A noted local economist has given Government’s US$290 million deal with the International Monetary Fund (IMF) two thumbs up.
Following this morning’s revelation that Barbados had officially entered an IMF programme, former president of the Barbados Economic Society (BES) Jeremy Stephen said he was “pleasantly surprised” by the amount of financing that the Mia Mottley-led administration was able to secure with its homegrown austerity programme.
“The US$290 million was way more than a lot of persons expected, that a lot of people thought that the IMF would be willing to give Barbados with its own homegrown plan, which some people laughingly referred as a farce,” said Stephen, who said he was among those initially skeptical of Government’s ambitions as it related to negotiations with the IMF.
Stephen contended that the deal was a good step in shoring up foreign reserves, which had fallen to a two decade low of US$241 million in February this year.
“It does provide some level of comfort towards the balance of support that is mainly propping the reserves. That payment is essentially divided up into the eight tranches, which supports our energy needs, and to a lesser extent our imports,” he explained.
The former BAS head told Barbados TODAY he was heartened by indications that Barbados would resume its debt payments to local and international creditors soon.
In the first few days after her Barbados Labour Party’s (BLP) scored a clean sweep in the May 24 polls, Prime Minister Mia Mottley announced she would seek to restructure the island’s public debt and suspend payments due on debts owed to external commercial creditors, as her administration prepared to meet an IMF team.

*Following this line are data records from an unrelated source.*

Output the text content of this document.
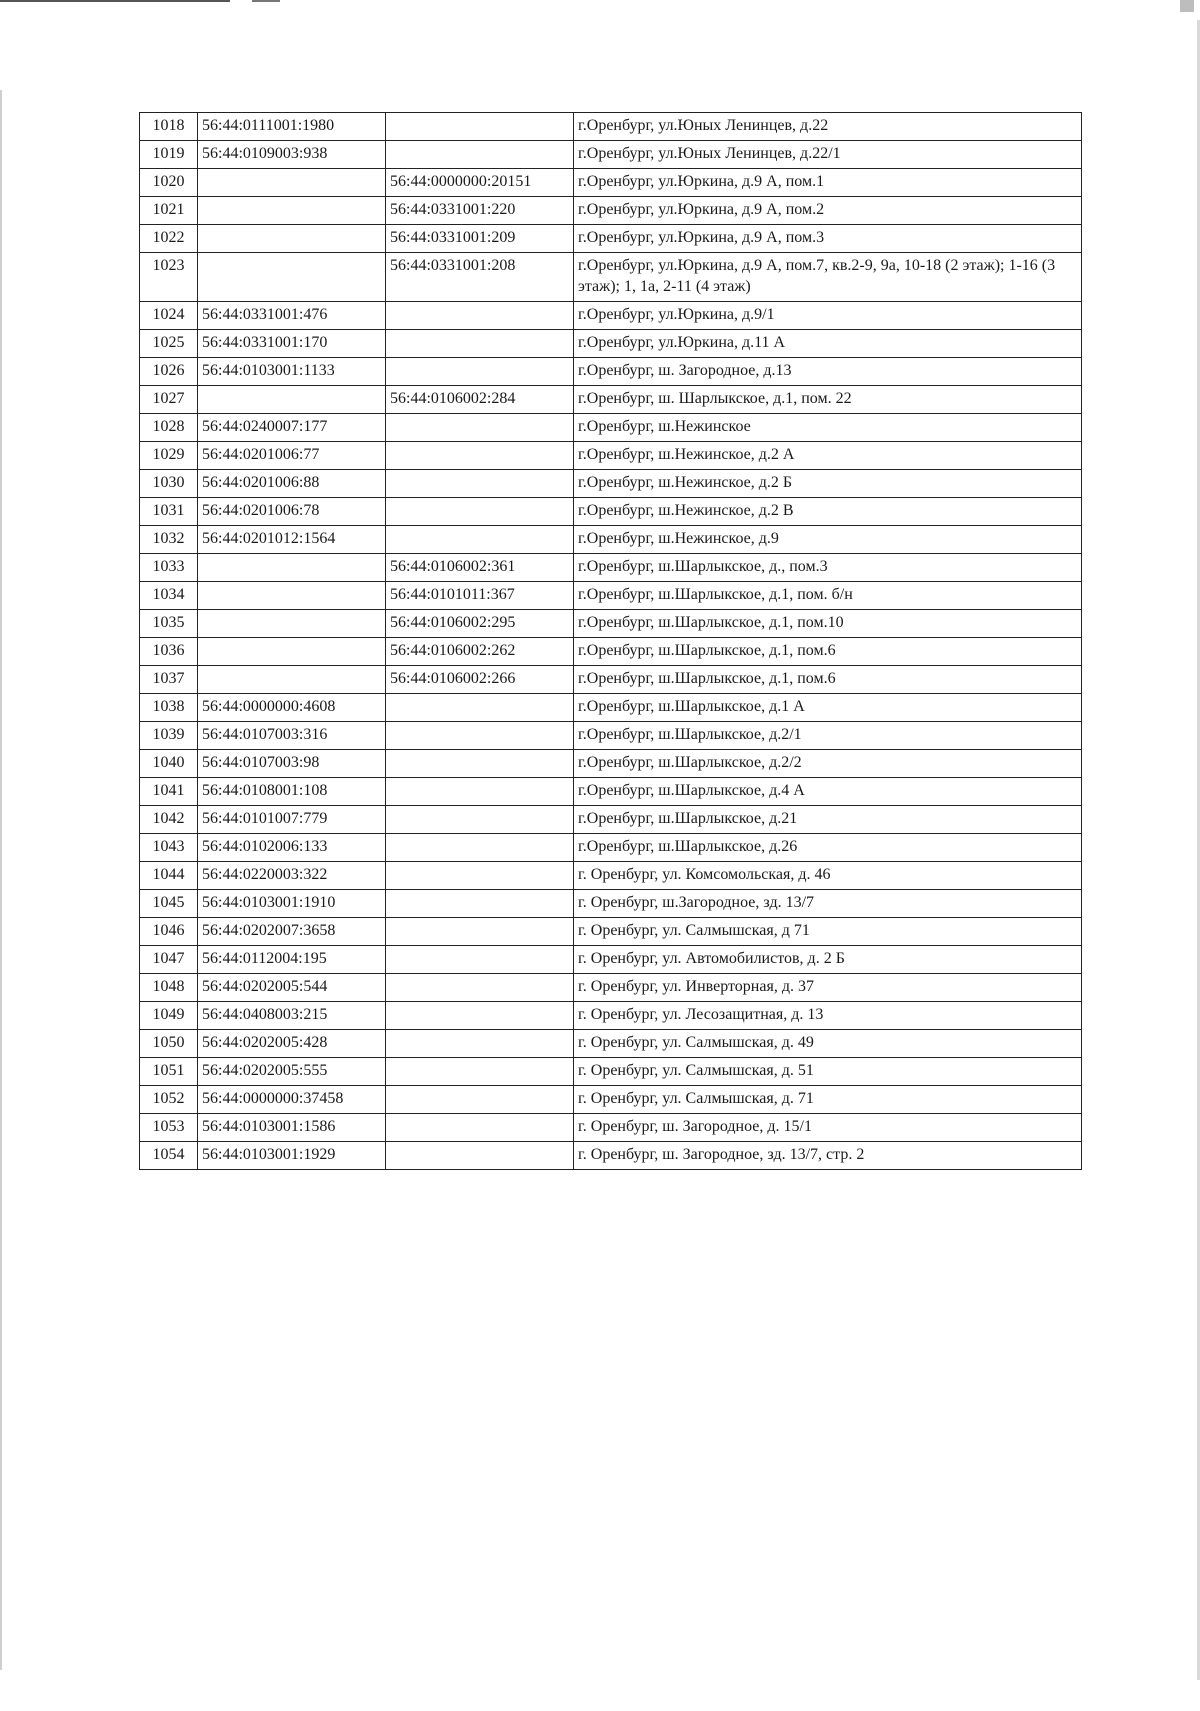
1018	56:44:0111001:1980		г.Оренбург, ул.Юных Ленинцев, д.22
1019	56:44:0109003:938		г.Оренбург, ул.Юных Ленинцев, д.22/1
1020		56:44:0000000:20151	г.Оренбург, ул.Юркина, д.9 А, пом.1
1021		56:44:0331001:220	г.Оренбург, ул.Юркина, д.9 А, пом.2
1022		56:44:0331001:209	г.Оренбург, ул.Юркина, д.9 А, пом.3
1023		56:44:0331001:208	г.Оренбург, ул.Юркина, д.9 А, пом.7, кв.2-9, 9а, 10-18 (2 этаж); 1-16 (3 этаж); 1, 1а, 2-11 (4 этаж)
1024	56:44:0331001:476		г.Оренбург, ул.Юркина, д.9/1
1025	56:44:0331001:170		г.Оренбург, ул.Юркина, д.11 А
1026	56:44:0103001:1133		г.Оренбург, ш. Загородное, д.13
1027		56:44:0106002:284	г.Оренбург, ш. Шарлыкское, д.1, пом. 22
1028	56:44:0240007:177		г.Оренбург, ш.Нежинское
1029	56:44:0201006:77		г.Оренбург, ш.Нежинское, д.2 А
1030	56:44:0201006:88		г.Оренбург, ш.Нежинское, д.2 Б
1031	56:44:0201006:78		г.Оренбург, ш.Нежинское, д.2 В
1032	56:44:0201012:1564		г.Оренбург, ш.Нежинское, д.9
1033		56:44:0106002:361	г.Оренбург, ш.Шарлыкское, д., пом.3
1034		56:44:0101011:367	г.Оренбург, ш.Шарлыкское, д.1, пом. б/н
1035		56:44:0106002:295	г.Оренбург, ш.Шарлыкское, д.1, пом.10
1036		56:44:0106002:262	г.Оренбург, ш.Шарлыкское, д.1, пом.6
1037		56:44:0106002:266	г.Оренбург, ш.Шарлыкское, д.1, пом.6
1038	56:44:0000000:4608		г.Оренбург, ш.Шарлыкское, д.1 А
1039	56:44:0107003:316		г.Оренбург, ш.Шарлыкское, д.2/1
1040	56:44:0107003:98		г.Оренбург, ш.Шарлыкское, д.2/2
1041	56:44:0108001:108		г.Оренбург, ш.Шарлыкское, д.4 А
1042	56:44:0101007:779		г.Оренбург, ш.Шарлыкское, д.21
1043	56:44:0102006:133		г.Оренбург, ш.Шарлыкское, д.26
1044	56:44:0220003:322		г. Оренбург, ул. Комсомольская, д. 46
1045	56:44:0103001:1910		г. Оренбург, ш.Загородное, зд. 13/7
1046	56:44:0202007:3658		г. Оренбург, ул. Салмышская, д 71
1047	56:44:0112004:195		г. Оренбург, ул. Автомобилистов, д. 2 Б
1048	56:44:0202005:544		г. Оренбург, ул. Инверторная, д. 37
1049	56:44:0408003:215		г. Оренбург, ул. Лесозащитная, д. 13
1050	56:44:0202005:428		г. Оренбург, ул. Салмышская, д. 49
1051	56:44:0202005:555		г. Оренбург, ул. Салмышская, д. 51
1052	56:44:0000000:37458		г. Оренбург, ул. Салмышская, д. 71
1053	56:44:0103001:1586		г. Оренбург, ш. Загородное, д. 15/1
1054	56:44:0103001:1929		г. Оренбург, ш. Загородное, зд. 13/7, стр. 2
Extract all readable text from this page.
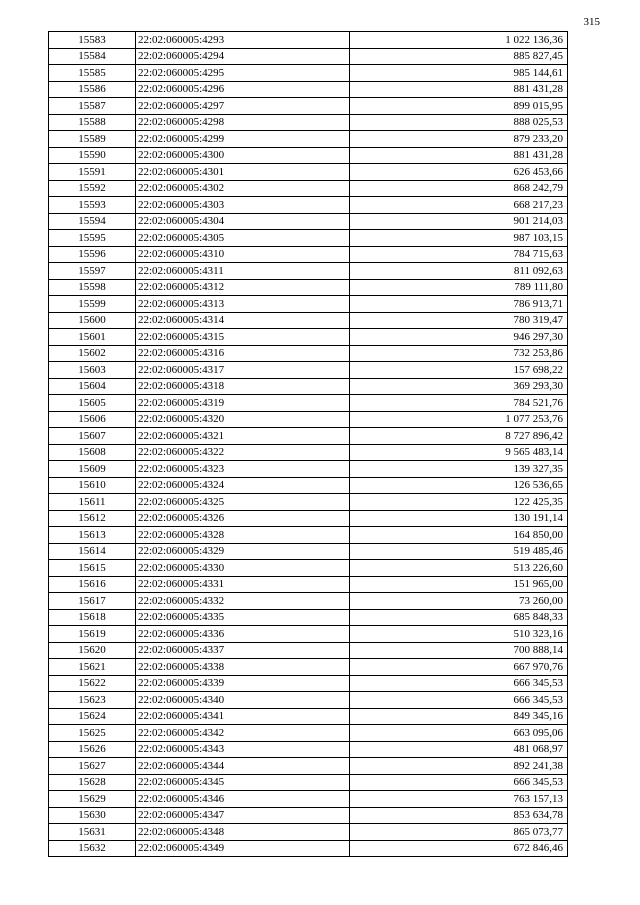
315
15583	22:02:060005:4293	1 022 136,36
15584	22:02:060005:4294	885 827,45
15585	22:02:060005:4295	985 144,61
15586	22:02:060005:4296	881 431,28
15587	22:02:060005:4297	899 015,95
15588	22:02:060005:4298	888 025,53
15589	22:02:060005:4299	879 233,20
15590	22:02:060005:4300	881 431,28
15591	22:02:060005:4301	626 453,66
15592	22:02:060005:4302	868 242,79
15593	22:02:060005:4303	668 217,23
15594	22:02:060005:4304	901 214,03
15595	22:02:060005:4305	987 103,15
15596	22:02:060005:4310	784 715,63
15597	22:02:060005:4311	811 092,63
15598	22:02:060005:4312	789 111,80
15599	22:02:060005:4313	786 913,71
15600	22:02:060005:4314	780 319,47
15601	22:02:060005:4315	946 297,30
15602	22:02:060005:4316	732 253,86
15603	22:02:060005:4317	157 698,22
15604	22:02:060005:4318	369 293,30
15605	22:02:060005:4319	784 521,76
15606	22:02:060005:4320	1 077 253,76
15607	22:02:060005:4321	8 727 896,42
15608	22:02:060005:4322	9 565 483,14
15609	22:02:060005:4323	139 327,35
15610	22:02:060005:4324	126 536,65
15611	22:02:060005:4325	122 425,35
15612	22:02:060005:4326	130 191,14
15613	22:02:060005:4328	164 850,00
15614	22:02:060005:4329	519 485,46
15615	22:02:060005:4330	513 226,60
15616	22:02:060005:4331	151 965,00
15617	22:02:060005:4332	73 260,00
15618	22:02:060005:4335	685 848,33
15619	22:02:060005:4336	510 323,16
15620	22:02:060005:4337	700 888,14
15621	22:02:060005:4338	667 970,76
15622	22:02:060005:4339	666 345,53
15623	22:02:060005:4340	666 345,53
15624	22:02:060005:4341	849 345,16
15625	22:02:060005:4342	663 095,06
15626	22:02:060005:4343	481 068,97
15627	22:02:060005:4344	892 241,38
15628	22:02:060005:4345	666 345,53
15629	22:02:060005:4346	763 157,13
15630	22:02:060005:4347	853 634,78
15631	22:02:060005:4348	865 073,77
15632	22:02:060005:4349	672 846,46
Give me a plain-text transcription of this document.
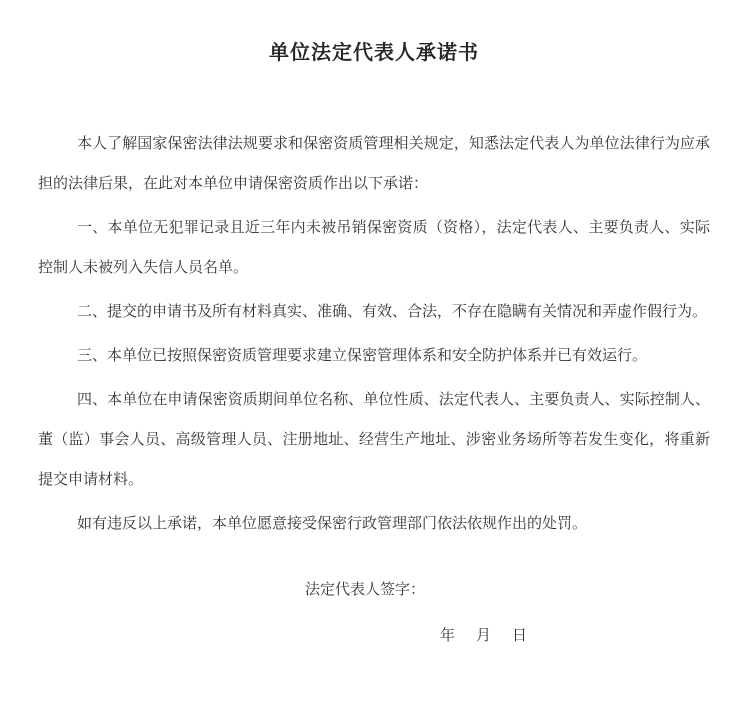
单位法定代表人承诺书

本人了解国家保密法律法规要求和保密资质管理相关规定，知悉法定代表人为单位法律行为应承担的法律后果，在此对本单位申请保密资质作出以下承诺：

一、本单位无犯罪记录且近三年内未被吊销保密资质（资格），法定代表人、主要负责人、实际控制人未被列入失信人员名单。

二、提交的申请书及所有材料真实、准确、有效、合法，不存在隐瞒有关情况和弄虚作假行为。

三、本单位已按照保密资质管理要求建立保密管理体系和安全防护体系并已有效运行。

四、本单位在申请保密资质期间单位名称、单位性质、法定代表人、主要负责人、实际控制人、董（监）事会人员、高级管理人员、注册地址、经营生产地址、涉密业务场所等若发生变化，将重新提交申请材料。

如有违反以上承诺，本单位愿意接受保密行政管理部门依法依规作出的处罚。

法定代表人签字：
年　月　日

Mottley explained at the time that her Government had inherited more than $15 billion in public debt. The decision resulted in Barbados’s credit rating falling to default status by international credit rating Moody’s and Standard & Poor’s.
However, this afternoon Stephen contended that those who were worried about Barbados’ ability to access favourable financing from the international capital markets could breathe a little easier.
“This afternoon in the press conference the Prime Minister said that they would be instituting a debt swap, which means that they are gearing up to sooner rather than later resume those debt payments at a heavily discounted price. A debt swap means that you are issuing new instruments for old instruments that had different terms of length and interest rates,” he said while reserving further analysis of the arrangement until all requirements of the IMF funding have been revealed.
This morning the IMF delegation announced it reached a staff-level agreement with Barbados on a US$290 million economic programme under the extended fund facility
The IMF’s executive board is expected to consider the proposed arrangement by October and once approved Barbados will have immediate access to US$49 million.
IMF Chief of Mission Bert van Selm went into some of the details of the arrangement during a press briefing with Mottley at Government Headquarters.
“I am pleased to announce that, in support of the Barbadian authorities’ economic reform program, the IMF team and the Government of Barbados have reached staff-level agreement on a 48-months extended fund facility, with access of SDR 208 million (equivalent to 220 percent of quota, or about US$290 million).
“If approved by the IMF Executive Board, SDR 35 million (about US$49 million) would be immediately available. Staff envisages that the IMF’s Executive Board would consider the proposed arrangement under the EFF by early October,” he said.